I am figuring out what a guru looks like today. Evolution is one thing, but to discard the tradition entirely in the name of modern thought, is a tragic loss.

What I do believe is that we train in the spirit of the guru and pupil value system. The knowledge must be transmitted human to human and the relationship nurtured.  And that nurturing goes two ways.  Both the teacher and student are learning from one another.  My methods may be a little different from my guru (and not as harsh) but the concepts and accountability for excellence remain.  

Indian Classical Dance seems to be danced primarily by women. In honor of March as Women’s History Month, could you please explain this?

Kathak is a two-thousand-year-old art form. It evolved from storytelling minstrels. It was brought into the temples and then moved into Mogul courts, when Persians ruled India for 400 years (6th – 4th centuries BCE), particularly north Indian. It evolved into a form of entertainment and became a unique amalgamation of Hindu and Persian art. Many of the dancers were female courtesans known as tawaif, and like geishas, highly respected and esteemed. They held the ultimate authority in music, dance, and etiquette. Upper echelon courtesans even owned property and were quite powerful.

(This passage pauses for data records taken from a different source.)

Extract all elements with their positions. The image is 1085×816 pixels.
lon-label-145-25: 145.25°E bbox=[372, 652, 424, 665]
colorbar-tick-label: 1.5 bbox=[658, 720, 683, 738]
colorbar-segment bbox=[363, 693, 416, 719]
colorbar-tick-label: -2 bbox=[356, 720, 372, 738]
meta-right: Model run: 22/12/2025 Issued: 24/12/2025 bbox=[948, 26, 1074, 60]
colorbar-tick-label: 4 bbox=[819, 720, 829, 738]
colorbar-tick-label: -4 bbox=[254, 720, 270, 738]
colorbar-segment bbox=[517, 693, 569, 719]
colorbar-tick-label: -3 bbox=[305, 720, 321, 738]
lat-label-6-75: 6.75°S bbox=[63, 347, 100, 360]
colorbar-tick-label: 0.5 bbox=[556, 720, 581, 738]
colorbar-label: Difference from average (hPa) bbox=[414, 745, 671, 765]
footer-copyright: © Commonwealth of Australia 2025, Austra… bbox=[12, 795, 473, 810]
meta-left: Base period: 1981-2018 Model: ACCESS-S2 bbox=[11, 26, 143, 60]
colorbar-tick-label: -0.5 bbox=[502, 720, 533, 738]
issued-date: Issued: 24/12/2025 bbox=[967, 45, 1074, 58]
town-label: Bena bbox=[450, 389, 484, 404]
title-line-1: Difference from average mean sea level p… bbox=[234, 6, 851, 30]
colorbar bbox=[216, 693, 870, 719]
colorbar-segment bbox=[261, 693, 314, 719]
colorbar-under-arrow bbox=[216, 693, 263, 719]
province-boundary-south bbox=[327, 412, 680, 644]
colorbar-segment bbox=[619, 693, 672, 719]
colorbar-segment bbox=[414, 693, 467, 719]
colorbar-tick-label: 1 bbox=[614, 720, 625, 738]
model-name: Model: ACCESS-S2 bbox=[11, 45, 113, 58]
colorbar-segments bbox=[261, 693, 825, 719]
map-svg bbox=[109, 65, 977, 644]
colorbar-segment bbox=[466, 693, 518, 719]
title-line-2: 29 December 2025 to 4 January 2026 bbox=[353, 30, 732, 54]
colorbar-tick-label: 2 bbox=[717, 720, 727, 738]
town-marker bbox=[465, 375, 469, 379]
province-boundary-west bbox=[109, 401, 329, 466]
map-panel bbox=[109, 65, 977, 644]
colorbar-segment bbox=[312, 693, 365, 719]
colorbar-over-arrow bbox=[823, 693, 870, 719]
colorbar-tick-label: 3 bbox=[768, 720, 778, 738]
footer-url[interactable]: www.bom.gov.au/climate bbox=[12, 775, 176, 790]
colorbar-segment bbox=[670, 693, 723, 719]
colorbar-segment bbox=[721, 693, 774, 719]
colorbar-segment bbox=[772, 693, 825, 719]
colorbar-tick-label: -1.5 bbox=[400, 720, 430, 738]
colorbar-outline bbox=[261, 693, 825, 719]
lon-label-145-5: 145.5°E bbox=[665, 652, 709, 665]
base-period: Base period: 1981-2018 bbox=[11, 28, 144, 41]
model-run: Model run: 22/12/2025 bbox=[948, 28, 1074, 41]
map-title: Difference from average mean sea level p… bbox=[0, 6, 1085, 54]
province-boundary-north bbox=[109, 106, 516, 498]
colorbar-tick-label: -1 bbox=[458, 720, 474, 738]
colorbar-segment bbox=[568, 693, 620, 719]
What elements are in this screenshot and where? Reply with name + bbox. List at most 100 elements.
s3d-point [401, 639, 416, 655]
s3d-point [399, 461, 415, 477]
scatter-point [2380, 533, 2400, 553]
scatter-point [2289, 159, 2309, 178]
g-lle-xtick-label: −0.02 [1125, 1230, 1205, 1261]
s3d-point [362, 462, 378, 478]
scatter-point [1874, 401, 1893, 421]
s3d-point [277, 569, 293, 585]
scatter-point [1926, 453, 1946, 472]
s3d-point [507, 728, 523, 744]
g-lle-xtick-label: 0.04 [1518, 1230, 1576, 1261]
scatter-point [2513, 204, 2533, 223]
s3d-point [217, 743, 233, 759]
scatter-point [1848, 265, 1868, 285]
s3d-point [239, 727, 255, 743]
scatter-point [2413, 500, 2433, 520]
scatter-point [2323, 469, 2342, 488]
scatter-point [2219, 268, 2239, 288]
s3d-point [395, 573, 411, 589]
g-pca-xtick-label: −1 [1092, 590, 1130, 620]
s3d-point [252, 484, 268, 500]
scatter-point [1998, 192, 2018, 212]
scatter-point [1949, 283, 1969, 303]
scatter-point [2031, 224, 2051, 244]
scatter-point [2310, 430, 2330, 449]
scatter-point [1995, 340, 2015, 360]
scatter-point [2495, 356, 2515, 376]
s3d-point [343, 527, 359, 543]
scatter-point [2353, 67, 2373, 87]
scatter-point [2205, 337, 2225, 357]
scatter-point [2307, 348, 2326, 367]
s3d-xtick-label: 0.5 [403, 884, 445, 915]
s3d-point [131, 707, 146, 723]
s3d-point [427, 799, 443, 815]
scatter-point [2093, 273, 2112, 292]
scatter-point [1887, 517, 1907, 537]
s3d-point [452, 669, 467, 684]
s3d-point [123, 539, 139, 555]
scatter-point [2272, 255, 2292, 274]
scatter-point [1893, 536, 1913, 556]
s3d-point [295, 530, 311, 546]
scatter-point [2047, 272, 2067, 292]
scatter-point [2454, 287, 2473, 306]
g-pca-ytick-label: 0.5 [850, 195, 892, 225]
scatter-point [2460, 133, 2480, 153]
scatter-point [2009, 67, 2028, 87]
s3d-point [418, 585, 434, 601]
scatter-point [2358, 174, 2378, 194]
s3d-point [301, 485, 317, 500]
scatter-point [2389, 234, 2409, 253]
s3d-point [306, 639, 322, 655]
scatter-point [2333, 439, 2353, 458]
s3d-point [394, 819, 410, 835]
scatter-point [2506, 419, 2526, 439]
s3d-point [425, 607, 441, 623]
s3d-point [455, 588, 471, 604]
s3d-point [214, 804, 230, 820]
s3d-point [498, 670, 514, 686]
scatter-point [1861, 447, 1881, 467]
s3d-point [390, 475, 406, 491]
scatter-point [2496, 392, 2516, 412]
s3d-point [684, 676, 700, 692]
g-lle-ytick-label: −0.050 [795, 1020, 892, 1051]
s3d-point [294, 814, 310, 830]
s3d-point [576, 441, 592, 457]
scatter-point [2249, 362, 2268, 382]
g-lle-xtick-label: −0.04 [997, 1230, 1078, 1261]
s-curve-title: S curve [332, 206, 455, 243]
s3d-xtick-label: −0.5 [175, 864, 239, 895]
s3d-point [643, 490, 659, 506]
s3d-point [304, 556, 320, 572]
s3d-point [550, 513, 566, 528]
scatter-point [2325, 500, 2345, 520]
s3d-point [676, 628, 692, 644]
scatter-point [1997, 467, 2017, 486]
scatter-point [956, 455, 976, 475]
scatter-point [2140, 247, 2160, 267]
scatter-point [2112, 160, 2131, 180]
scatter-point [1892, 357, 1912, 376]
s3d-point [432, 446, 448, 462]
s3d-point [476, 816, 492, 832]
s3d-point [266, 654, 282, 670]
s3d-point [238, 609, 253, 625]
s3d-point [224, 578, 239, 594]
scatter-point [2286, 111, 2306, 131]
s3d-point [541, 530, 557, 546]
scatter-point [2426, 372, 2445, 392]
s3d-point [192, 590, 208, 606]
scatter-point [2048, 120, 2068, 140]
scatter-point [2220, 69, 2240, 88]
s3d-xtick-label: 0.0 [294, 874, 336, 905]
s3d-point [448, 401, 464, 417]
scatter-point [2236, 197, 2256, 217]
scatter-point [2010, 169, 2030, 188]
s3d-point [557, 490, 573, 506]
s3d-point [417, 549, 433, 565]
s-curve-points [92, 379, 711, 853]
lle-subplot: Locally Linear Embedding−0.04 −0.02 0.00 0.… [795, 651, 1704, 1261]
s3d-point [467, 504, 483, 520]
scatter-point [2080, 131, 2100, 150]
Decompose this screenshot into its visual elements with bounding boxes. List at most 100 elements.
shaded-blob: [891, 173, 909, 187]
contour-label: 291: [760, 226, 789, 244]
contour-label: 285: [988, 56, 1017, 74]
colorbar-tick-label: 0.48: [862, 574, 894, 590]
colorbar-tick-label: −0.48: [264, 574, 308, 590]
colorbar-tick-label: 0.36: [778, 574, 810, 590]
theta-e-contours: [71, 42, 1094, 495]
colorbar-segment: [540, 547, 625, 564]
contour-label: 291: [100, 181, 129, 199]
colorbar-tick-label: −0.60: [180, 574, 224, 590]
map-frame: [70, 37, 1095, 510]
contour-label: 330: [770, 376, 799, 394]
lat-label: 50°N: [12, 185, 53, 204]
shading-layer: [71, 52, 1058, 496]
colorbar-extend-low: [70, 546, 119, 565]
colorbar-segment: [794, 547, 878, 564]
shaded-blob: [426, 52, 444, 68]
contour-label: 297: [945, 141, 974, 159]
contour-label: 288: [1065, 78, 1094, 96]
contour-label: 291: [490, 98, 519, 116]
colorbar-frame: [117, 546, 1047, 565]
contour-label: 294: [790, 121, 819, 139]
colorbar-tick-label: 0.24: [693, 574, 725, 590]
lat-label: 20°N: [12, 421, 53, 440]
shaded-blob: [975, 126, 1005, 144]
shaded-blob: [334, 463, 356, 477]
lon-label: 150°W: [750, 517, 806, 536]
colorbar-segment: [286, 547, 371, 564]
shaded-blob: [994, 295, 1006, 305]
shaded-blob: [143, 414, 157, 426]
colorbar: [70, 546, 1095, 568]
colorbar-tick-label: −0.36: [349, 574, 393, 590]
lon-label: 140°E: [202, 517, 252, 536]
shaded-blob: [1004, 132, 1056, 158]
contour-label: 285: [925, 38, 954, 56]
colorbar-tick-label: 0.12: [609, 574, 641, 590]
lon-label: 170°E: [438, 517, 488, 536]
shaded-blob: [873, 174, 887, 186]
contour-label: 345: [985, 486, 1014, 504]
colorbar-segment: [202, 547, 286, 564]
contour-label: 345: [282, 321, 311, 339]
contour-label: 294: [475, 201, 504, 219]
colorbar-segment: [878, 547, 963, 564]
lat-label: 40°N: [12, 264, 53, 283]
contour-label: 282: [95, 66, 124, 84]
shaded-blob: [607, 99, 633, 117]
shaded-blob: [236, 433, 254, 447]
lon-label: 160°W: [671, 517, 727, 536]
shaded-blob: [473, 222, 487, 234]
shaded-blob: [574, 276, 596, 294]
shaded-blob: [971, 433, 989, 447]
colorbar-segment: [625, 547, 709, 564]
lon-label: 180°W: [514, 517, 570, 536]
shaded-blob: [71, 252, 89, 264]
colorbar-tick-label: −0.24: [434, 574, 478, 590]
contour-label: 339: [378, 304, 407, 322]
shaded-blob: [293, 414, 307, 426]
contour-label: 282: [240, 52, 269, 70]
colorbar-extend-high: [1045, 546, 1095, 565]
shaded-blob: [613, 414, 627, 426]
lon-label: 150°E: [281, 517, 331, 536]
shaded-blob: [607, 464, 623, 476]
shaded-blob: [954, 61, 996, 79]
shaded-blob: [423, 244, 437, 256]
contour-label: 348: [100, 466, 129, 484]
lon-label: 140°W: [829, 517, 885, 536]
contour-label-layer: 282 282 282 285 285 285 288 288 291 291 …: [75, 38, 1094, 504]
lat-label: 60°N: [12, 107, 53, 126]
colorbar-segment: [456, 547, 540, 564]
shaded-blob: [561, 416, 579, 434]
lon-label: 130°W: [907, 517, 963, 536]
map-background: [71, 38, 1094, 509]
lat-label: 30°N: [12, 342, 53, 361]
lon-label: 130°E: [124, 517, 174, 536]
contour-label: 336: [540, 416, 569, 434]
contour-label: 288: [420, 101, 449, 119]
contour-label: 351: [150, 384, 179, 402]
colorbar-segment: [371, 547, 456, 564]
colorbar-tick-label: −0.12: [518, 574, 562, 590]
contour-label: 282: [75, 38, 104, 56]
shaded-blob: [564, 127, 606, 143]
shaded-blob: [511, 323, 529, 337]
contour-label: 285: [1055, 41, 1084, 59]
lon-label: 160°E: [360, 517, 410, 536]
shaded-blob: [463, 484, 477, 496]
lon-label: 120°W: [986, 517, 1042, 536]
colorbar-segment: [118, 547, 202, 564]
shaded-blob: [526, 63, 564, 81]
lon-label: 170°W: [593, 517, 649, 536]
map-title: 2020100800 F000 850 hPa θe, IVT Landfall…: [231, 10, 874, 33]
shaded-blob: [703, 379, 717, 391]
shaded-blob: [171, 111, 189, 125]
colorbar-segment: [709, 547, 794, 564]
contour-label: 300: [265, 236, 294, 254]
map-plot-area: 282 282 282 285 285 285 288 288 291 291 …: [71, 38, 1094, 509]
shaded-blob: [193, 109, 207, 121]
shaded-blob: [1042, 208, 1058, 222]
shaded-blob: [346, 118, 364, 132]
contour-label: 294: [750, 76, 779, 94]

Then, under British rule, dance was outlawed. Many forms didn’t survive since the forms are deeply passed down from master to disciple. Kathak dance was systemically disenfranchised by the British and considered inappropriate. The esteemed institution of tawaifs was degraded to common prostitutes and relegated to red-light districts. If you went to the red-light districts, however, you’d see the highest level of art being practiced because that’s where it survived. From the late 1800s to the mid 1900s only the very poor and the very rich had access to the art.

Due to the puritanical movement during this time, Indian culture became much more conservative. In my grandmother’s era these classical Indian dance forms had a stigma associated with prostitution. My mom’s generation wanted to learn dance, but their mothers did not allow it.  The men became the more visible gurus and the women were erased entirely. Then came Indian independence in 1947, a movement that began in 1920s where there was a reclaiming of Indian tradition.  Many of those male dancers were able to benefit from the end of the patronage system of India but my guru was the last generation. Today, you see more women dancers because of the western stigma of men dancing, implying that its effeminate.  The stigma has been reversed.

Woman, open-mouthed, holding a sword in her right hand and another object in her left.
Rachna Nivas in Reclaiming the Divine Feminine; photo by Maria Baranova

What can we expect as audience members of “Reclaiming The Divine Feminine?”
In this work I am tackling a heavy topic of Goddess Kali, who in tantra philosophy is the Goddess of time and death and who personifies the many paradoxes of feminine wholeness. She is intoxicating and terrifying, beautiful and grotesque, ascetic and erotic, loving and rageful.  She is a symbol of the untamed woman that patriarchal society sees as dangerous. Her intense imagery demands confrontation of uncomfortable parts in our psyches, opening us to her light of transformation.  

Tantra is birthed in rural and tribal India and has been denigrated in the west to be about sex and eccentric practices. Even in India tantra is not really understood.  But what struck me the most is its radical hailing of feminine energy as the supreme reality.  That masculine energy is only experienced and lived through female energy.